Everywhere you look or listen, others tell us we Americans must pursue more. This is no doubt true in many other parts of the world. Messages from advertising, TikTok, YouTube, friends tell us we need more clothes, more cosmetics, more money, bigger house, new car. If you are not seeking a promotion at work, you are a failure.

A man came to Jesus and asked him to tell his brother to give him more of an inheritance. Jesus replied with a story. A farmer had a bountiful crop. He had so much that he planned to tear down his barns and build bigger ones to hold all the grain. Then God said to the farmer, “Fool, today your soul will be demanded of you. Now, of what use will the bigger barns be.”

Jesus offered the point of the story. “This is what happens when you fill your barn with Self rather than God.”

When we know where are true priorities are, then striving for more is a waste. Enough is a feast.

Enough

August 31, 2022

Enough is a feast–ancient proverb.

We go to a buffet dinner. We could take a smaller plate and add just enough tasty food to satisfy. Or we could take a large plate, pack it full of food piled high, eat most of it, and with stomachs distended and bloated feel lethargic and ill.

In America, we have so much stuff that we have no place in the house for the new stuff we just had delivered from Amazon. A thriving business of storage garages serves the need to keep stuff that we may never see again.

We can’t get enough. We must have a larger house. Another car. More money.

Yet, we are unfulfilled.

Simplify

May 18, 2021

I sat with my bowl of oatmeal (porridge) this morning. Note: sorry keto or paleo people, but whole grains with their fiber is an excellent way of taming cholesterol and triglycerides. I thought about how I used to eat oatmeal what I would call American style–with a lump of brown sugar and raisons.

One day I considered that. Why add sugar? And raisons are not my favorite. I pitched the sugar and added fresh fruit instead of dried (less sugar there, too). I discovered I liked the flavor of the cereal itself.

When I was introduced to coffee, I added milk and sugar. I found I was drinking more coffee when I began working in manufacturing. I noticed the additives–powdered cream surely cannot be healthy. We add too much sugar to everything. So, one day I simplified. I drank just the coffee. It can have a wonderful flavor all by itself. Especially so when you get a direct trade coffee pour over or french press. But I digress.
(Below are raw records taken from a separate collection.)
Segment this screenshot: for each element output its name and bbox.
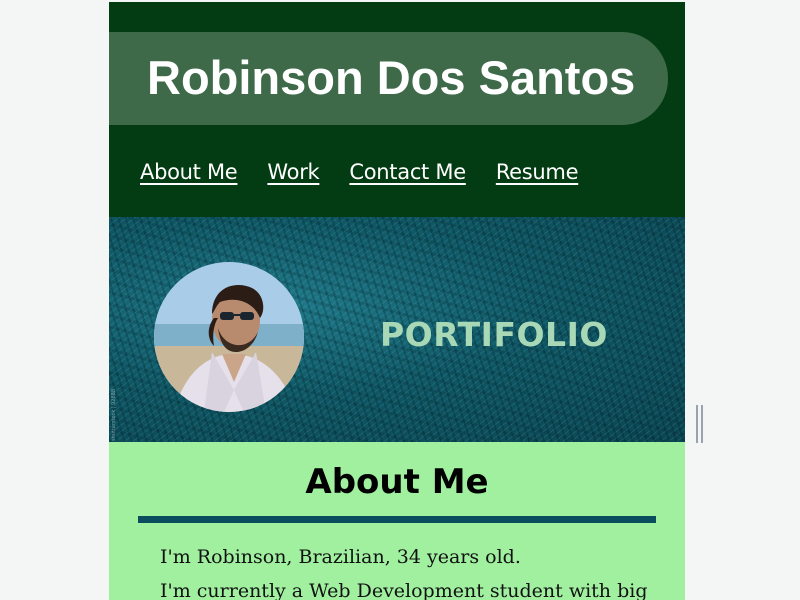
resize-handle[interactable]	[696, 405, 704, 445]
stock-watermark: shutterstock | 92888	[111, 388, 117, 441]
about-text-line-2: I'm currently a Web Development student …	[160, 580, 648, 600]
section-divider	[138, 516, 656, 523]
main-nav: About Me Work Contact Me Resume	[140, 160, 579, 184]
hero-banner: shutterstock | 92888 PORTIFOLIO	[109, 217, 685, 442]
site-title: Robinson Dos Santos	[147, 51, 636, 104]
nav-link-resume[interactable]: Resume	[496, 160, 579, 184]
hero-title: PORTIFOLIO	[380, 315, 608, 354]
about-text-line-1: I'm Robinson, Brazilian, 34 years old.	[160, 546, 521, 568]
about-heading: About Me	[305, 462, 489, 502]
about-section: About Me I'm Robinson, Brazilian, 34 yea…	[109, 442, 685, 600]
name-banner: Robinson Dos Santos	[109, 32, 668, 125]
nav-link-work[interactable]: Work	[267, 160, 319, 184]
profile-photo-illustration	[154, 262, 304, 412]
site-header: Robinson Dos Santos About Me Work Contac…	[109, 2, 685, 217]
profile-photo	[154, 262, 304, 412]
page-container: Robinson Dos Santos About Me Work Contac…	[109, 0, 685, 600]
nav-link-contact-me[interactable]: Contact Me	[349, 160, 466, 184]
nav-link-about-me[interactable]: About Me	[140, 160, 238, 184]
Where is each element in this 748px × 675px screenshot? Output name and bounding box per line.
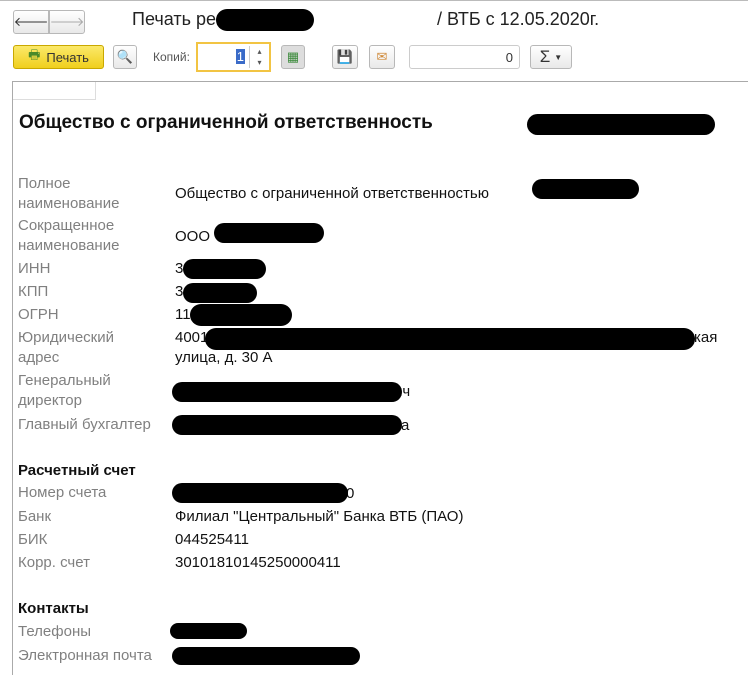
label: Сокращенное наименование bbox=[18, 217, 120, 254]
save-icon: 💾 bbox=[336, 49, 354, 64]
redaction bbox=[170, 623, 247, 639]
redaction bbox=[190, 304, 292, 326]
table-edit-icon: ▦ bbox=[286, 49, 300, 64]
section-contacts: Контакты bbox=[18, 600, 89, 617]
save-button[interactable]: 💾 bbox=[332, 45, 358, 69]
label: Генеральный директор bbox=[18, 372, 111, 409]
forward-button[interactable]: 🡒 bbox=[49, 10, 85, 34]
redaction bbox=[214, 223, 324, 243]
value: 044525411 bbox=[175, 531, 249, 548]
copies-input[interactable]: 1 ▴ ▾ bbox=[196, 42, 271, 72]
label: Главный бухгалтер bbox=[18, 416, 151, 433]
redaction bbox=[172, 483, 348, 503]
preview-button[interactable]: 🔍 bbox=[113, 45, 137, 69]
section-account: Расчетный счет bbox=[18, 462, 136, 479]
value: 30101810145250000411 bbox=[175, 554, 341, 571]
value: кая bbox=[694, 329, 718, 346]
redaction bbox=[216, 9, 314, 31]
doc-heading: Общество с ограниченной ответственность bbox=[19, 112, 433, 133]
label: ИНН bbox=[18, 260, 51, 277]
value: ООО bbox=[175, 228, 211, 245]
label: Электронная почта bbox=[18, 647, 152, 664]
redaction bbox=[172, 415, 402, 435]
edit-table-button[interactable]: ▦ bbox=[281, 45, 305, 69]
label: Юридический адрес bbox=[18, 329, 114, 366]
redaction bbox=[183, 259, 266, 279]
redaction bbox=[205, 328, 695, 350]
copies-label: Копий: bbox=[153, 50, 190, 64]
label: Телефоны bbox=[18, 623, 92, 640]
printer-icon: 🖶 bbox=[28, 47, 41, 62]
value: а bbox=[401, 417, 410, 434]
redaction bbox=[172, 382, 402, 402]
value: Филиал "Центральный" Банка ВТБ (ПАО) bbox=[175, 508, 464, 525]
value: улица, д. 30 А bbox=[175, 349, 273, 366]
value: 4001 bbox=[175, 329, 209, 346]
copies-stepper[interactable]: ▴ ▾ bbox=[249, 46, 269, 68]
preview-icon: 🔍 bbox=[116, 49, 134, 64]
redaction bbox=[527, 114, 715, 135]
label: БИК bbox=[18, 531, 48, 548]
redaction bbox=[183, 283, 257, 303]
label: Корр. счет bbox=[18, 554, 90, 571]
label: Банк bbox=[18, 508, 52, 525]
redaction bbox=[532, 179, 639, 199]
label: Полное наименование bbox=[18, 175, 120, 212]
print-button[interactable]: 🖶 Печать bbox=[13, 45, 104, 69]
window-title: Печать реквизит: ОС/ ВТБ с 12.05.2020г. bbox=[132, 9, 600, 29]
label: Номер счета bbox=[18, 484, 107, 501]
email-button[interactable]: ✉ bbox=[369, 45, 395, 69]
redaction bbox=[172, 647, 360, 665]
value: 11 bbox=[175, 306, 191, 323]
sum-menu-button[interactable]: Σ ▼ bbox=[530, 45, 572, 69]
label: КПП bbox=[18, 283, 49, 300]
envelope-icon: ✉ bbox=[376, 49, 388, 64]
chevron-down-icon: ▼ bbox=[554, 52, 563, 62]
value: Общество с ограниченной ответственностью bbox=[175, 185, 489, 202]
back-button[interactable]: 🡐 bbox=[13, 10, 49, 34]
sum-field[interactable]: 0 bbox=[409, 45, 520, 69]
label: ОГРН bbox=[18, 306, 59, 323]
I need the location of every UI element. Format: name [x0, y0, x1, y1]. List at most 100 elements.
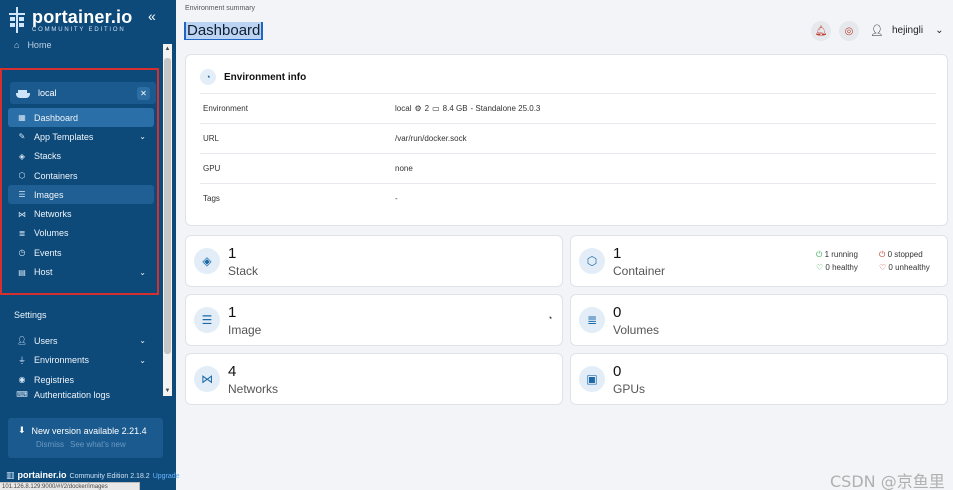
- breadcrumb[interactable]: Environment summary: [185, 5, 255, 12]
- close-environment-icon[interactable]: ✕: [137, 86, 150, 100]
- gauge-icon: ◔: [200, 69, 216, 85]
- sidebar-item-volumes[interactable]: ≣ Volumes: [8, 224, 154, 243]
- sidebar-item-environments[interactable]: ⏚ Environments ⌄: [8, 351, 154, 371]
- env-row-url: URL /var/run/docker.sock: [200, 123, 936, 153]
- bell-icon: 🔔︎: [814, 25, 828, 37]
- image-label: Image: [228, 323, 262, 337]
- networks-count: 4: [228, 363, 237, 380]
- status-url: 101.126.8.129:9000/#!/2/docker/images: [0, 482, 140, 490]
- sidebar-item-images[interactable]: ☰ Images: [8, 185, 154, 205]
- chip-icon: ▣: [579, 366, 605, 392]
- stack-count: 1: [228, 245, 237, 262]
- stack-card[interactable]: ◈ 1 Stack: [185, 235, 563, 287]
- volumes-card[interactable]: ≣ 0 Volumes: [570, 294, 948, 346]
- sidebar-item-containers[interactable]: ⬡ Containers: [8, 166, 154, 185]
- env-row-key: Tags: [203, 194, 220, 203]
- networks-label: Networks: [228, 382, 279, 396]
- chevron-down-icon[interactable]: ⌄: [139, 268, 146, 277]
- environment-name: local: [38, 88, 57, 98]
- gpus-label: GPUs: [613, 382, 646, 396]
- env-row-gpu: GPU none: [200, 153, 936, 183]
- sidebar-item-label: Authentication logs: [34, 389, 111, 400]
- watermark: CSDN @京鱼里: [830, 472, 945, 490]
- env-row-key: Environment: [203, 104, 248, 113]
- help-button[interactable]: ◎: [839, 21, 859, 41]
- footer-brand: portainer.io: [17, 470, 67, 480]
- sidebar-item-authentication-logs[interactable]: ⌨ Authentication logs: [8, 390, 154, 402]
- environment-header[interactable]: local ✕: [10, 82, 156, 104]
- dismiss-link[interactable]: Dismiss: [36, 440, 64, 449]
- chevron-down-icon[interactable]: ⌄: [139, 336, 146, 345]
- user-menu[interactable]: 👤︎ hejingli ⌄: [870, 24, 944, 37]
- stacks-icon: ◈: [18, 151, 26, 161]
- sidebar-footer: ▥ portainer.io Community Edition 2.18.2 …: [6, 470, 180, 481]
- cpu-count: 2: [424, 104, 430, 113]
- collapse-sidebar-icon[interactable]: «: [148, 8, 156, 24]
- clock-icon: ◷: [18, 248, 26, 258]
- power-off-icon: ⏻: [879, 250, 886, 259]
- user-icon: 👤︎: [870, 25, 884, 37]
- log-icon: ⌨: [16, 389, 28, 399]
- pie-chart-icon: ◔: [547, 313, 553, 323]
- heart-icon: ♡: [816, 263, 824, 272]
- gpus-count: 0: [613, 363, 622, 380]
- notifications-button[interactable]: 🔔︎: [811, 21, 831, 41]
- users-icon: 👤︎: [16, 336, 28, 346]
- healthy-count: 0 healthy: [825, 263, 858, 272]
- page-title: Dashboard: [184, 22, 264, 40]
- networks-card[interactable]: ⋈ 4 Networks: [185, 353, 563, 405]
- scroll-up-icon[interactable]: ▲: [164, 46, 171, 52]
- power-icon: ⏻: [816, 250, 823, 259]
- environment-info-card: ◔ Environment info Environment local ⚙ 2…: [185, 54, 948, 226]
- gpus-card[interactable]: ▣ 0 GPUs: [570, 353, 948, 405]
- sidebar-item-app-templates[interactable]: ✎ App Templates ⌄: [8, 127, 154, 146]
- lifebuoy-icon: ◎: [844, 25, 854, 37]
- stack-label: Stack: [228, 264, 259, 278]
- sidebar-item-label: Stacks: [34, 151, 62, 162]
- env-row-tags: Tags -: [200, 183, 936, 213]
- sidebar-item-networks[interactable]: ⋈ Networks: [8, 204, 154, 223]
- memory-size: 8.4 GB: [442, 104, 468, 113]
- upgrade-link[interactable]: Upgrade: [153, 473, 180, 480]
- sidebar-scroll-thumb[interactable]: [164, 58, 171, 354]
- running-count: 1 running: [824, 250, 858, 259]
- sidebar-item-dashboard[interactable]: ▦ Dashboard: [8, 108, 154, 128]
- sidebar-item-label: Host: [34, 267, 53, 278]
- sidebar-item-host[interactable]: ▤ Host ⌄: [8, 262, 154, 281]
- sidebar-item-label: Users: [34, 335, 58, 346]
- image-card[interactable]: ☰ 1 Image ◔: [185, 294, 563, 346]
- volumes-count: 0: [613, 304, 622, 321]
- server-icon: ▤: [18, 267, 26, 277]
- brand[interactable]: portainer.io COMMUNITY EDITION «: [0, 0, 176, 40]
- list-icon: ☰: [18, 190, 26, 200]
- whats-new-link[interactable]: See what's new: [70, 440, 126, 449]
- list-icon: ☰: [194, 307, 220, 333]
- sidebar-item-label: Environments: [34, 355, 90, 366]
- volumes-label: Volumes: [613, 323, 660, 337]
- sidebar-item-home[interactable]: ⌂ Home: [14, 40, 51, 50]
- sidebar-item-label: Volumes: [34, 228, 69, 239]
- sidebar-item-registries[interactable]: ◉ Registries: [8, 370, 154, 390]
- network-icon: ⋈: [18, 209, 26, 219]
- environment-nav: ▦ Dashboard ✎ App Templates ⌄ ◈ Stacks ⬡…: [8, 108, 154, 282]
- heart-broken-icon: ♡: [879, 263, 887, 272]
- scroll-down-icon[interactable]: ▼: [164, 388, 171, 394]
- sidebar: portainer.io COMMUNITY EDITION « ⌂ Home …: [0, 0, 180, 490]
- cube-icon: ⬡: [579, 248, 605, 274]
- settings-heading: Settings: [14, 310, 47, 320]
- sidebar-item-users[interactable]: 👤︎ Users ⌄: [8, 331, 154, 351]
- sidebar-item-label: Home: [27, 40, 52, 50]
- brand-name: portainer.io: [32, 6, 133, 27]
- database-icon: ≣: [579, 307, 605, 333]
- chevron-down-icon: ⌄: [935, 25, 944, 36]
- chevron-down-icon[interactable]: ⌄: [139, 132, 146, 141]
- plug-icon: ⏚: [18, 355, 26, 365]
- container-card[interactable]: ⬡ 1 Container ⏻ 1 running ♡ 0 healthy ⏻ …: [570, 235, 948, 287]
- settings-nav: 👤︎ Users ⌄ ⏚ Environments ⌄ ◉ Registries…: [8, 331, 154, 402]
- chevron-down-icon[interactable]: ⌄: [139, 356, 146, 365]
- update-notice: ⬇ New version available 2.21.4 Dismiss S…: [8, 418, 163, 458]
- sidebar-item-stacks[interactable]: ◈ Stacks: [8, 147, 154, 166]
- home-icon: ⌂: [14, 40, 20, 50]
- sidebar-item-events[interactable]: ◷ Events: [8, 243, 154, 262]
- env-row-value: none: [395, 164, 413, 173]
Of course, then product development people (I was once one of those) began perfecting caffeine delivery systems adding foamed milk and shots of sugary syrup with the fancy Italian name of latte–but that’s another story.

Our lives often become complicated by the additives we accumulate. Possessions, activities, acquaintances who drag us down.

Sometimes, we need to metaphorically step back from ourselves and take a look at our lives. And strip away the unhealthy habits and possessions. Discover the true flavors of living in the present moment shorn of all the peripherals that distract.

Simplify. It doesn’t have to be boring. It can be liberating.